Last updated on September 11th, 2021 at 02:52 pm
An Ivorian court on Tuesday sentenced former Prime Minister Guillaume Soro, who has been living in exile since December 2019, to 20 years in prison for corruption.
This ruling is likely to end Soro’s political ambition with seven months to go before the presidential election, for which he has assured to remain a candidate.
He was found guilty of “embezzlement of public funds” and “money laundering” when he bought his Abidjan residence in 2007, when he was prime minister of a government of national unity.
Lawyers for the former speaker of the Ivorian national assembly boycotted the hearing which lasted for about three hours saying it is politically motivated trial.
Mr. Soro, 47, was sentenced to 20 years’ imprisonment, 4.5 billion FCFA (6.8 million euros) in fines, the confiscation” of his house, deprivation of his civil rights, and ordered to pay 2 billion FCFA (3 million euros) in damages to the state of Côte d’Ivoire.
New arrest warrant
The court also issued a new arrest warrant because the warrants already issued in February were “null and void”.
Unless he appeals successfully, the former rebel leader will be banned from standing for the October presidential election.

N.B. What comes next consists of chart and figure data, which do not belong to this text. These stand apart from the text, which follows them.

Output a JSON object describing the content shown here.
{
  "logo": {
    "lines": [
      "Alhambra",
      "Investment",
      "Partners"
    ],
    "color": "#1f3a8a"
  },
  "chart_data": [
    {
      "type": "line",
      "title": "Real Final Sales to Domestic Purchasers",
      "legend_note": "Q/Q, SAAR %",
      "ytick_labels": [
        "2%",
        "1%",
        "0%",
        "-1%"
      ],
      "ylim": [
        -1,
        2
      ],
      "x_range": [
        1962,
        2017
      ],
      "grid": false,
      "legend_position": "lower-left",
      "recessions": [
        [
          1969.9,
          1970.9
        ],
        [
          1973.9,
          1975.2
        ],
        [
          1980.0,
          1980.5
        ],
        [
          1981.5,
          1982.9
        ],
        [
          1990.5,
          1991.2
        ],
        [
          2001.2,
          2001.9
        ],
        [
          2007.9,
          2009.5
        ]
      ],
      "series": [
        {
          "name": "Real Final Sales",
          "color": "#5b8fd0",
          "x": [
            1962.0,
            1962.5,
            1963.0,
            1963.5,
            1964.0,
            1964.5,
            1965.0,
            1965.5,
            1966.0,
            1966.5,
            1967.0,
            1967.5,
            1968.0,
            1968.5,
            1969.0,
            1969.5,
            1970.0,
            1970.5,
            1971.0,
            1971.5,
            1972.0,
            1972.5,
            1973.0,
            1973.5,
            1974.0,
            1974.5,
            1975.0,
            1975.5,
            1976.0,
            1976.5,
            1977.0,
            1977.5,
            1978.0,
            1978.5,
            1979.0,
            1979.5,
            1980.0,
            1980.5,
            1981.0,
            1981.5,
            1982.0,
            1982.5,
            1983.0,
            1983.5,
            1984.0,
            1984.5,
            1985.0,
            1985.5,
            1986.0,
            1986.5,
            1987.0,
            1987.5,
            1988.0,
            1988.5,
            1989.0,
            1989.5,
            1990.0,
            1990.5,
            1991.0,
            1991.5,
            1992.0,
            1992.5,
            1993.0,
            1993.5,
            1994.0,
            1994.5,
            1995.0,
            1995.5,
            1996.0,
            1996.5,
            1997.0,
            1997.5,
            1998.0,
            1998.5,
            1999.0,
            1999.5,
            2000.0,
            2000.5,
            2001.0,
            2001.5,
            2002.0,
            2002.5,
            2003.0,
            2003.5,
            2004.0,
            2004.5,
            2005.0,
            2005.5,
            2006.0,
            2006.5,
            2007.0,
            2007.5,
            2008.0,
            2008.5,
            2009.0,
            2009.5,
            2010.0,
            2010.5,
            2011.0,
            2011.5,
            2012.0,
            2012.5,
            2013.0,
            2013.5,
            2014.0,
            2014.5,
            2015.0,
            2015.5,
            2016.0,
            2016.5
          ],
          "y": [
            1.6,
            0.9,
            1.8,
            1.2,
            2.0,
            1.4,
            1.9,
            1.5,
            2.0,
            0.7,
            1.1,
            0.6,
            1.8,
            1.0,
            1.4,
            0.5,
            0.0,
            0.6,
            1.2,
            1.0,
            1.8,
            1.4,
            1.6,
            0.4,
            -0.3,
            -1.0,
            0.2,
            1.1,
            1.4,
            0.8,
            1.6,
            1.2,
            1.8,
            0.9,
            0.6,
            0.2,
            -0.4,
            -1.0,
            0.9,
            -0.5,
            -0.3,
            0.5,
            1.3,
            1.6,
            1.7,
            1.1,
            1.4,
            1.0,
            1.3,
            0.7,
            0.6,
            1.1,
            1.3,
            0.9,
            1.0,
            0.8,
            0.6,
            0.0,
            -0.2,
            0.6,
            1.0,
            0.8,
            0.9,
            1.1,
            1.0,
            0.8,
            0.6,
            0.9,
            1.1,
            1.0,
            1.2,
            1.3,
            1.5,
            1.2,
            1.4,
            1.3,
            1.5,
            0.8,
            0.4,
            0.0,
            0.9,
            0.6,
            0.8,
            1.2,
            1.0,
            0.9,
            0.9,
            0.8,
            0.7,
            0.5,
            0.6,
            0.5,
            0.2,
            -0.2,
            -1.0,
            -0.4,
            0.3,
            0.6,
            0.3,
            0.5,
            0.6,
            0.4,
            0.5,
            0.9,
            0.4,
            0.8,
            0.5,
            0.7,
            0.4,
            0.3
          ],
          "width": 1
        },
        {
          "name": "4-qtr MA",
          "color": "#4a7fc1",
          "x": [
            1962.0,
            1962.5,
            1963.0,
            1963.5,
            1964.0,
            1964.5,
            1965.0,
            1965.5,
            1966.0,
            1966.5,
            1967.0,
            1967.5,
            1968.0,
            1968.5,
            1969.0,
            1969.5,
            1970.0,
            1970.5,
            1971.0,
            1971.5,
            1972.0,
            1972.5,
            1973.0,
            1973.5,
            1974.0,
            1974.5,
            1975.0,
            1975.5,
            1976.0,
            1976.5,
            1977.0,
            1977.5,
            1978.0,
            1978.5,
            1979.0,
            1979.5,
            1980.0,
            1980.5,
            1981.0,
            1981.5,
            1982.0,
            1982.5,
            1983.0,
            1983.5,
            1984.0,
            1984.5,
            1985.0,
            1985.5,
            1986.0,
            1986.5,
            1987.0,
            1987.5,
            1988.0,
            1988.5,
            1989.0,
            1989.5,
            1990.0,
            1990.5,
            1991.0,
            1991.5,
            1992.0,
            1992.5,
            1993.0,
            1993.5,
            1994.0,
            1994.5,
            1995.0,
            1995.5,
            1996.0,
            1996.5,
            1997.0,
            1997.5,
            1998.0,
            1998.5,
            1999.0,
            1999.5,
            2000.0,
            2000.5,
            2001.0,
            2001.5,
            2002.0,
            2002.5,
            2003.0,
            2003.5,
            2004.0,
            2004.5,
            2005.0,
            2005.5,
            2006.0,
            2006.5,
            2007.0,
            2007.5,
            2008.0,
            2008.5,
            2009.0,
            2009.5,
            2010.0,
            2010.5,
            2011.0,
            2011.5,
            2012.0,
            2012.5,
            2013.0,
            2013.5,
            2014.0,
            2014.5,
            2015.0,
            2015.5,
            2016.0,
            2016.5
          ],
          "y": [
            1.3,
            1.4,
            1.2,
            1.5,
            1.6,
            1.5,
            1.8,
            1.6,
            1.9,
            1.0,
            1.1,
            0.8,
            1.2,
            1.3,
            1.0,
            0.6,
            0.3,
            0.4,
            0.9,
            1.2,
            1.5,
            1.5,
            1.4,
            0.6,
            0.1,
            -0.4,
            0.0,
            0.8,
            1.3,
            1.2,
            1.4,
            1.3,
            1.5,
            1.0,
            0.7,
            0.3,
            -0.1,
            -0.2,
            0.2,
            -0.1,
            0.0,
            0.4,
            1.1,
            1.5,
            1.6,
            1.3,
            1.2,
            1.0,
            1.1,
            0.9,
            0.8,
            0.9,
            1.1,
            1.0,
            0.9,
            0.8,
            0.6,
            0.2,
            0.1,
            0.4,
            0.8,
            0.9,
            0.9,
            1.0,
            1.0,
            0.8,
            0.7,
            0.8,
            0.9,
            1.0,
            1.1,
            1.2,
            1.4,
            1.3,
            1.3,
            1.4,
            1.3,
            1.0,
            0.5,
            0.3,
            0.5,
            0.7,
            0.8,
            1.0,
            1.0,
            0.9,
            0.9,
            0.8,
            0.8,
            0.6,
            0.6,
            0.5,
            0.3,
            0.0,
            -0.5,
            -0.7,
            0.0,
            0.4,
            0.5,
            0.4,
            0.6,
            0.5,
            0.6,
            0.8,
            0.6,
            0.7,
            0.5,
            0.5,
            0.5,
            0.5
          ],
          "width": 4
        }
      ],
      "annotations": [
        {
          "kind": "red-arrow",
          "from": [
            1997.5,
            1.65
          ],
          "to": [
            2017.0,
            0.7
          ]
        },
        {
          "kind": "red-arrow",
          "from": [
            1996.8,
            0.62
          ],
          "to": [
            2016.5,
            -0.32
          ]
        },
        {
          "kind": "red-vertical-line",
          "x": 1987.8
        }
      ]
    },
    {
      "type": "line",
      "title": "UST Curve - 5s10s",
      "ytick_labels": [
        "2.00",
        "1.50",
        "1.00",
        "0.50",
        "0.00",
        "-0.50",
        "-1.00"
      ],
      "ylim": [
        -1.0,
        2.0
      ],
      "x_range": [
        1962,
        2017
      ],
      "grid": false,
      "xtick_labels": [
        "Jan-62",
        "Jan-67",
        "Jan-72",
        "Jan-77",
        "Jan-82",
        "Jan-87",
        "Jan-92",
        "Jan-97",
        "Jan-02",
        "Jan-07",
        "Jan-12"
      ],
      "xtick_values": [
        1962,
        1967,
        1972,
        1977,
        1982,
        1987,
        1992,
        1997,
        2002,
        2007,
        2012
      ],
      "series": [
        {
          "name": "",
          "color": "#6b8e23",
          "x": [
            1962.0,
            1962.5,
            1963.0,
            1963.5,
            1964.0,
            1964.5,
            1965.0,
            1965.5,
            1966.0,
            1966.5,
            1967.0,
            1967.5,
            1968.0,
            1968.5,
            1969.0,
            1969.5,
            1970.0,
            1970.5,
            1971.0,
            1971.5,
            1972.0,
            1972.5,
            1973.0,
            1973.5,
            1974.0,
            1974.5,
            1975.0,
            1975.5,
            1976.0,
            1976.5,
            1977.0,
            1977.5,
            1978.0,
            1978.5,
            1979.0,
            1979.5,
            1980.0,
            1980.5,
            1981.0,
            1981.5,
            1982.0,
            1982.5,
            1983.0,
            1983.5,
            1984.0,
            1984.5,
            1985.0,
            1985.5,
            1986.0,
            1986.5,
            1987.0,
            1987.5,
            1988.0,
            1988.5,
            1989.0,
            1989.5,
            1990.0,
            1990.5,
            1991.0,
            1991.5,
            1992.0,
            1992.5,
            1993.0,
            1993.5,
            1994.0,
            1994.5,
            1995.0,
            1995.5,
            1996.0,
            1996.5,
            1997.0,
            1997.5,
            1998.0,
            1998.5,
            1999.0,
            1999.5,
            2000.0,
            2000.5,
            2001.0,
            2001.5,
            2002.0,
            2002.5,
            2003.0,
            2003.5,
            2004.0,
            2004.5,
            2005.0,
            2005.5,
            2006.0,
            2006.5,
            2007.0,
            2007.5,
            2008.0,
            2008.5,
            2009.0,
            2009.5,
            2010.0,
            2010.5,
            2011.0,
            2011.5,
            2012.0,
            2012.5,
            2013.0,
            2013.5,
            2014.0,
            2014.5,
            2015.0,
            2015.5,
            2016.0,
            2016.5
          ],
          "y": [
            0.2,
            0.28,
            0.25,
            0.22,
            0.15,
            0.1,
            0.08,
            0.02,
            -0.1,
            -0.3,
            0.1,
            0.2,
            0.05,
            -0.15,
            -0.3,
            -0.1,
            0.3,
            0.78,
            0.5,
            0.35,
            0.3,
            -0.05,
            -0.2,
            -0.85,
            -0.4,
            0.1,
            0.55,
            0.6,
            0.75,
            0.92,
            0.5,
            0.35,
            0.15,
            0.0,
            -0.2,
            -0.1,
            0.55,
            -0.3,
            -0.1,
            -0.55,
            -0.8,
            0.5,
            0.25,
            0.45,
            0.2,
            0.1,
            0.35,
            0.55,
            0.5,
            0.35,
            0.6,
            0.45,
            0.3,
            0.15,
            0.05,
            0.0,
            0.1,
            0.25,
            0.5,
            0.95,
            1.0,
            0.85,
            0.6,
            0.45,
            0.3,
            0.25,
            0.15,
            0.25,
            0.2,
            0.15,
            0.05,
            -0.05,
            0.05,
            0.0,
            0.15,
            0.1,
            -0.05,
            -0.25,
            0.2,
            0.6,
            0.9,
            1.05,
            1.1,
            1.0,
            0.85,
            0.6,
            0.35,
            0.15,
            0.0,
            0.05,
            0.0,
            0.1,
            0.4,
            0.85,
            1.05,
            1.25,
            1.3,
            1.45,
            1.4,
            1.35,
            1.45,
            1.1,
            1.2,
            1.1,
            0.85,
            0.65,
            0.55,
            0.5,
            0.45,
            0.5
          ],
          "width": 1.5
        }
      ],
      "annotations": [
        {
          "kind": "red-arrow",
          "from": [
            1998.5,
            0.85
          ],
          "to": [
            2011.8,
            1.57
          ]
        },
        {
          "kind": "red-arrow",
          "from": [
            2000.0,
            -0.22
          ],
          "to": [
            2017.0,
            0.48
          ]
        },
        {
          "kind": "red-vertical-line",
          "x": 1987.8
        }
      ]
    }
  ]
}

He has also been prosecuted since December 2019 for an alleged attempt to “insurrect” the rebels.
“I am still running for the presidency and I will win,” Soro was quick to react on social networks, describing the trial as a “parody”.
President Alassane Ouattara “who today wears dictator’s clothes with great ease, submits justice to his boot and orders political killings against his rivals in order to exclude them from the electoral competition, embodies the worst version of the African leader,” he said.
“He quickly forgot that the justice system he is manipulating today is the same one that decreed him ineligible a few years ago (…) The rest we all know: he became president,” he added.
“Despite all that has been said about the trial, the facts are relatively simple,” prosecutor Richard Adou told the court, pointing out that the “cheques” had been taken out of the treasury so that a company “with a capital of 2 million CFA francs (3,000 euros)” could buy “a 1.5 billion franc (2.2 million euros) asset, still “currently occupied by the accused.
Surprised during the hearing, the notary who registered the purchase assured that former ministers Marcel Amon Tanoh, who resigned in March to also prepare his presidential candidacy according to the press, or Charles Koffi Diby, who died in December, had validated the procedure for the purchase of Mr. Soro’s residence.